Her father reached across the table and laid his hand over hers. “Alexander’s life has been tipped upside down; he needs time to adjust. I hope that once he has, he’ll make his offer. He assures me his feelings for you are unchanged.”

There was a cold, numb sensation in Georgie’s chest. “Is this because of what happened this afternoon? Or because of his parents?”

“Both, I imagine.”

“But I don’t care about either of those things. We’d be happy together, I know we would!”

“You don’t need to convince me, sweetheart. I know you and Alexander are well suited. I’ve known it for a long time. The person who’ll be difficult to convince is Alexander.”

 

 

Georgie thought about what her father had said as she readied herself for bed. She knew where Vickery was, her gift told her that, but it couldn’t tell her how he felt.

Her maid, Geddes, helped her to undress. Georgie donned her nightgown, brushed her hair, plaited it, and worried.

She imagined Vickery in his bedchamber, struggling with his decisions. And then she imagined talking those decisions through with him, helping him choose the best way forward, finding the solution that would make him happiest: Alexander St. Clare or Charley Prowse.

She thought about it for a long time, while Geddes tidied away the clothes and bade her good night, while the inn quietened around her. She thought about it until her thoughts were going round and round in fruitless circles—Should I? Shouldn’t I?—and then she decided to stop thinking and just do.

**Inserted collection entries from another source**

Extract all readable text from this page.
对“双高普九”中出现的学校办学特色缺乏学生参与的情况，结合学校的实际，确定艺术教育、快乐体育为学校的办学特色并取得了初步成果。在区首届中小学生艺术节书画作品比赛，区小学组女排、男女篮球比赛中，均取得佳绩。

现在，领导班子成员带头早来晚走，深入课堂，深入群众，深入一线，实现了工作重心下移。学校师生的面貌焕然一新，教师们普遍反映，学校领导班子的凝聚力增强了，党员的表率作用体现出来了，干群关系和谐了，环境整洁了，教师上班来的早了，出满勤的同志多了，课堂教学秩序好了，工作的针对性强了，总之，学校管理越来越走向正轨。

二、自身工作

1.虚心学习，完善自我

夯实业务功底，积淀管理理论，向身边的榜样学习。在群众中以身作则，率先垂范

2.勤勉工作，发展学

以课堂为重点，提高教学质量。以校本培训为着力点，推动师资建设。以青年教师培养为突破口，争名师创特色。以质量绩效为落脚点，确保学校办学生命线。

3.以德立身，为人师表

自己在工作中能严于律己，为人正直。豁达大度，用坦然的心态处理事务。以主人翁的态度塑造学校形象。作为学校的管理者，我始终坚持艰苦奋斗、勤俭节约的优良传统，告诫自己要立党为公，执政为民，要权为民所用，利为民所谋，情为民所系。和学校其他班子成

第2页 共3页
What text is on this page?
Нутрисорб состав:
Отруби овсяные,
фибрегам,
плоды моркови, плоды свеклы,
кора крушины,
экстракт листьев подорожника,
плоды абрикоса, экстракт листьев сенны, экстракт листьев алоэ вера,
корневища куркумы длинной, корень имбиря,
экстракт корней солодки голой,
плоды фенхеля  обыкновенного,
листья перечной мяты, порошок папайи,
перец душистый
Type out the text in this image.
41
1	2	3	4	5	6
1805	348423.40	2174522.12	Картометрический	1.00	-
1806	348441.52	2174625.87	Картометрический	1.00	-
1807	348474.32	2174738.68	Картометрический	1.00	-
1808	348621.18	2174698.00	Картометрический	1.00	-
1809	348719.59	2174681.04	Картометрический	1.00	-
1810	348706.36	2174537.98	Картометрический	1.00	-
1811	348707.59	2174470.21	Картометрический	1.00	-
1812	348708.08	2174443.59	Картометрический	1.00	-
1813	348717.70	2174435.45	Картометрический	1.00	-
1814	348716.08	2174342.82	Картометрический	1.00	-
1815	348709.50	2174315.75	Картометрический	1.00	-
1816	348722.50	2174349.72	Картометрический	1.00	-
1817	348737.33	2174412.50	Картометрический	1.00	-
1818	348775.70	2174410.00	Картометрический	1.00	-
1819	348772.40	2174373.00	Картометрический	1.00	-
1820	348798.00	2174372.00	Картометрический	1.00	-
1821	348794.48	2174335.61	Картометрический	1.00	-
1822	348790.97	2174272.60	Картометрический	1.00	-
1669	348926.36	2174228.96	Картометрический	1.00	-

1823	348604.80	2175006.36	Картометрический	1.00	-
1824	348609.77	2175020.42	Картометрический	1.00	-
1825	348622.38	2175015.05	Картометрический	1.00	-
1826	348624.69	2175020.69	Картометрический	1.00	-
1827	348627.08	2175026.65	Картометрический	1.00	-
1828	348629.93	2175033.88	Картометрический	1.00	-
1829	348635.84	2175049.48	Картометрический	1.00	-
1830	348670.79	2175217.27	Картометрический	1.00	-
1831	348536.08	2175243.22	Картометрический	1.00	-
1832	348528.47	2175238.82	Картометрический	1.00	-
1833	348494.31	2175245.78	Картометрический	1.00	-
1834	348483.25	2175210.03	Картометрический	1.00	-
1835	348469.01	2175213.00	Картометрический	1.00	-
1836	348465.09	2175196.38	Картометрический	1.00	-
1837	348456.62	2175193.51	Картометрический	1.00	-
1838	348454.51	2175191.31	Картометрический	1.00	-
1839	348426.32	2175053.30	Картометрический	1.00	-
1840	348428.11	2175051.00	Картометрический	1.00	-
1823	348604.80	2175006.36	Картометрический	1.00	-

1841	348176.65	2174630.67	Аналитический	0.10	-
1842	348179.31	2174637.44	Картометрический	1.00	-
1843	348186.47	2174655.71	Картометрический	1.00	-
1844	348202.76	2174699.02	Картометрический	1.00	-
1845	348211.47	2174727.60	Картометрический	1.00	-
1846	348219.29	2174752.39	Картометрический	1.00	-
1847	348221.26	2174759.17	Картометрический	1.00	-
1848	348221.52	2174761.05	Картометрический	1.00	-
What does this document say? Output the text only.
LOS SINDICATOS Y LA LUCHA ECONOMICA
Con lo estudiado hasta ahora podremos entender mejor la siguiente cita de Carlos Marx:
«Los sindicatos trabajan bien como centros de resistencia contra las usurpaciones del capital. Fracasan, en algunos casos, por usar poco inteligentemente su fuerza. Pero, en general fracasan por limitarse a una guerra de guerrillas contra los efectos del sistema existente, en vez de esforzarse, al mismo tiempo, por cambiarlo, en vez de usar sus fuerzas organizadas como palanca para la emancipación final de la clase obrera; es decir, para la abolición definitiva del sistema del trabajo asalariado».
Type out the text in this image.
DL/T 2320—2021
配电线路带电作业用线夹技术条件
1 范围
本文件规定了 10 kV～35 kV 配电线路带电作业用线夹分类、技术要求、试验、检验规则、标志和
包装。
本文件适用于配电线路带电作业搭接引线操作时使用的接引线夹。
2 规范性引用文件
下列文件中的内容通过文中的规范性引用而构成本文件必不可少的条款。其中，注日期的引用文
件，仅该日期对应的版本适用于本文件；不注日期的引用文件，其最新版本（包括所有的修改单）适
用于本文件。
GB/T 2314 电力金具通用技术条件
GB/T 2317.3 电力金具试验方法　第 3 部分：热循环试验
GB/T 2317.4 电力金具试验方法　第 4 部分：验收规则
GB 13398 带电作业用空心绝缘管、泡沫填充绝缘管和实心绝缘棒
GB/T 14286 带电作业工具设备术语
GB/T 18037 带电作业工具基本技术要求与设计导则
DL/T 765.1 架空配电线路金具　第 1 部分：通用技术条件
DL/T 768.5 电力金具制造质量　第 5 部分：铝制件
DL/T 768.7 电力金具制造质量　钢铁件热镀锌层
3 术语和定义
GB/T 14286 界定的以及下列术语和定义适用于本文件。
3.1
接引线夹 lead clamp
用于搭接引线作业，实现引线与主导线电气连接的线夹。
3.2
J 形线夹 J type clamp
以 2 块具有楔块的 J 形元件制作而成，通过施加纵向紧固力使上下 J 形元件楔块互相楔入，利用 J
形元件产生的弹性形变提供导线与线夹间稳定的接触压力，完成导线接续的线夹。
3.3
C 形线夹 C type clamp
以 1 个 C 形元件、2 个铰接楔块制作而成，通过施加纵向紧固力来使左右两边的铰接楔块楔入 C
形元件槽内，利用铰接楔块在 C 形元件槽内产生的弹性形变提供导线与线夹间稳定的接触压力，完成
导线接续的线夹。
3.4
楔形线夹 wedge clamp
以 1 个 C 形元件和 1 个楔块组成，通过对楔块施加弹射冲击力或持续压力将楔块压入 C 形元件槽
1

Georgie picked up her chamberstick and let herself out of her room. The corridor wasn’t completely dark. A thin crack of light showed beneath one of the doors. Vickery’s door.

Georgie took a deep breath and tiptoed purposefully down the corridor. She knew that what she was doing was very wrong, but she also knew that it was right. She knocked quietly, a light rap of her knuckles, and opened the door. “Vic? May I come in?”

Vickery was sitting up in his bed, reading a leather-bound book. There were two candles burning on his bedside table, three more on the dressing table, and a cluster on the mantelpiece.

He looked up at her entrance. His mouth dropped open in shock.

Georgie closed the door behind her. “Is that one of your father’s diaries?”

Vickery put the book down hastily. “What are you doing here?” The collar of his nightshirt was unbuttoned. Georgie saw his bare throat, saw the strong lines of his collarbones.

“Are you trying to decide what to do?” she asked.

Vickery hauled the bedclothes up almost to his chin. “Get out of here!”

“I thought we could talk,” she said. “It helps to talk about difficult decisions.”